Downstairs again, following the hallway to the kitchen, Vicky pushed shut the coat-closet door, which was ajar.
She had reached the kitchen threshold when she realized that in the hall she detected the same moldy scent that she had smelled in the laundry room. She turned, looked back the way she had come, and sniffed.
Although the house stood on pilings, the air circulating under the structure did not prevent colonies of fungi, mostly molds, from scheming to invade these elevated rooms. They flourished in the damp dark crawl space. The concrete pilings drew water from the ground by osmosis, and the molds crept up those damp surfaces, spooring their way toward the house.
In the morning, she would definitely do a thorough inspection of every shadowy corner in the ground-floor closets, armed with the finest mold-killer known to man.

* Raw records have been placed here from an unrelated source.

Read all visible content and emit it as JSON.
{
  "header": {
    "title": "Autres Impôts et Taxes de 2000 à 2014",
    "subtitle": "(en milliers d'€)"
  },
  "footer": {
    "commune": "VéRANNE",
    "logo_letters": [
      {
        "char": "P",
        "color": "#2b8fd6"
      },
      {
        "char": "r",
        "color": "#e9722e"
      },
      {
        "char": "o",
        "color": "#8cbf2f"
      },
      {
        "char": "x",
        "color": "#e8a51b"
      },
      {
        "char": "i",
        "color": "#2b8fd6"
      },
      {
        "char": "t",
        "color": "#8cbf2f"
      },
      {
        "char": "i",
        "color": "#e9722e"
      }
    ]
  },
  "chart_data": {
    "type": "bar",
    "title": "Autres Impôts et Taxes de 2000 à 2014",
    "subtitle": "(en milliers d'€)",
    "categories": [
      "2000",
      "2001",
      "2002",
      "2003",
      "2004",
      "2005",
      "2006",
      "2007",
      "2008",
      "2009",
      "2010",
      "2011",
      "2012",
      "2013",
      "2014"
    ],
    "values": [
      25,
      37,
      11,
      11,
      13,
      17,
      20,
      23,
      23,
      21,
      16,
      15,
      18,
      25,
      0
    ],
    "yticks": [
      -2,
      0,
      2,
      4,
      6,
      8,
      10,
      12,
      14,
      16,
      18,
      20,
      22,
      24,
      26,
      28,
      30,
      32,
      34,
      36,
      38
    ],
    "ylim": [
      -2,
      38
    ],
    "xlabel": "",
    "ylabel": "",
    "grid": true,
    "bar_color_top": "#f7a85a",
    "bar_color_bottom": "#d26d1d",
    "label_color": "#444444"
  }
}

As a teenager, Vicky had read a story by 0. Henry that left her forever with a phobia about molds. In a rooming house, in the moist heat and darkness behind an old-fashioned radiator, a bloodstained and filthy rag, colonized by mold, had somehow come to life, an eager but stupid kind of life, and one night, in a quiet slithering ameboid fashion, had gone in search of other life when the lamp was turned off, smothering the roomer in his sleep.
Vicky Chou didn’t quite see herself as Sigourney Weaver in Aliens or as Linda Hamilton in The Terminator, but she was grimly determined to do battle with any mold that threatened her turf. In this unending war, she would entertain no exit strategy; the only acceptable outcome of each battle was total victory.